In 2009, inquests were held into the death of 10 patients and drugs were found to be a “contributory factor” in some cases. One particular patient, Elsie Devine, 88, was admitted to the hospital with minor concerns in 1999. After being given powerful sedatives she lost consciousness and never recovered. The 2009 inquest into her death found the drugs she had been given were “not appropriate” for her condition.
Over 800 death certificates have been analysed along with police documents, coroner reports and NHS reports.
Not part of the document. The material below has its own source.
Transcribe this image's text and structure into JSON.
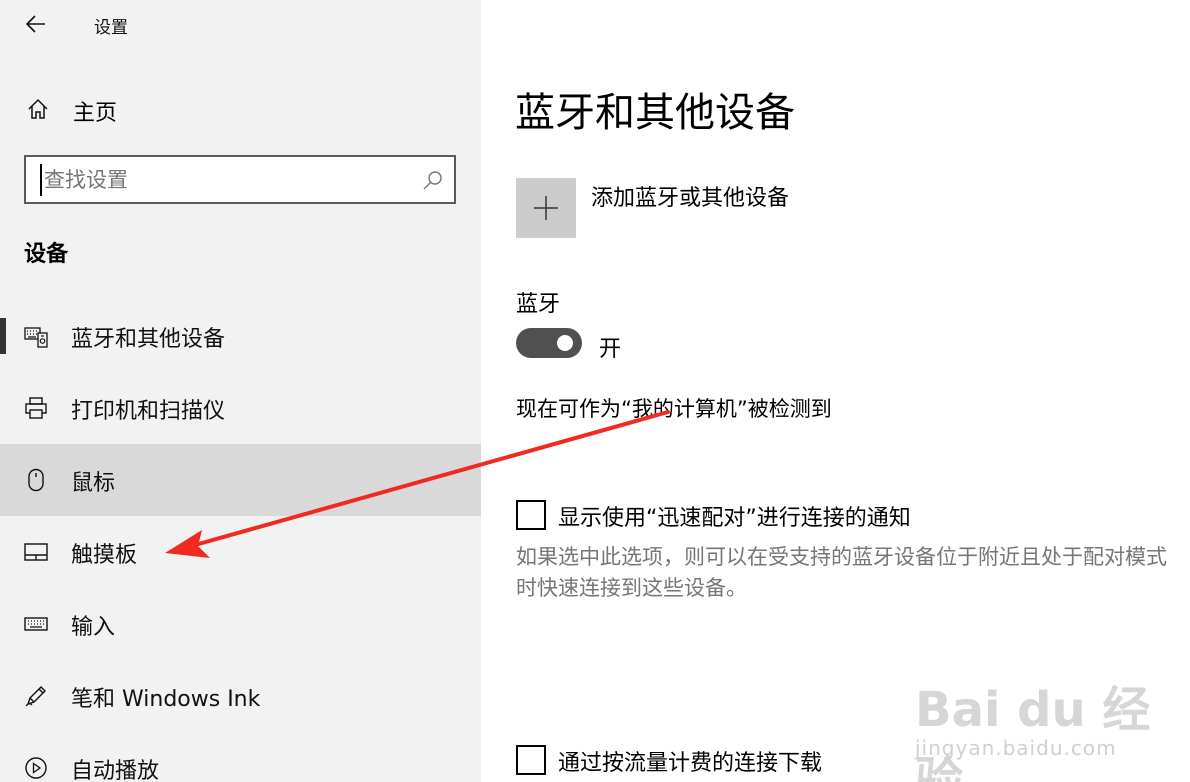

The independent report was due to be published in December 2017 but the deadline was extended following a number of additional families coming forward.
Relatives have described the ordeal has “harrowing” as they have waited for answers for many years.
Government Legislation Changes – Will This Affect Future Access To Justice?
The Government is trying to bring in fixed costs for clinical negligence claims worth less than or equal to £25,000. If approved, this means families like those involved in the Gosport Hospital scandal will find it even harder to get access to justice as such cases are expensive to investigate and will simply not be viable if fixed costs are imposed because such cases usually attract awards of less than £25,000, though every case turns on its own facts.. Following a consultation into these fixed cost proposals, a working group has been set up and is expected to report back later this year on fixing costs and wider reforms of the clinical negligence process.
In another bold and widely criticised move, the NHS is proposing bringing in a ‘safe space’ which would mean that any evidence collected as part of an internal investigation, such as the Gosport case, would not be disclosed to the patients or their families and only the final report will be provided (see here for more information). The ‘safe space’ is intended to improve the quality of investigations and provide an opportunity for those involved to discuss candidly what happened yet many feel this is a threat to patient safety and confidence in the NHS.
Our Head of Clinical Negligence, James Thompson, comments:
It is unacceptable that relatives have had to wait so long for this investigation to conclude. However, this investigation must be welcomed and, it is hoped, will provide much needed answers to allow the relatives of the victims to move on.
It is disturbing that such gross misconduct was allowed to continue for so long without action being taken to save these patients. My heart goes out to those who have lost loved ones and I greatly admire and respect those families who have refused to give up despite decades of barriers to truth being put in their way. I truly hope that there will now be accountability so that justice is served.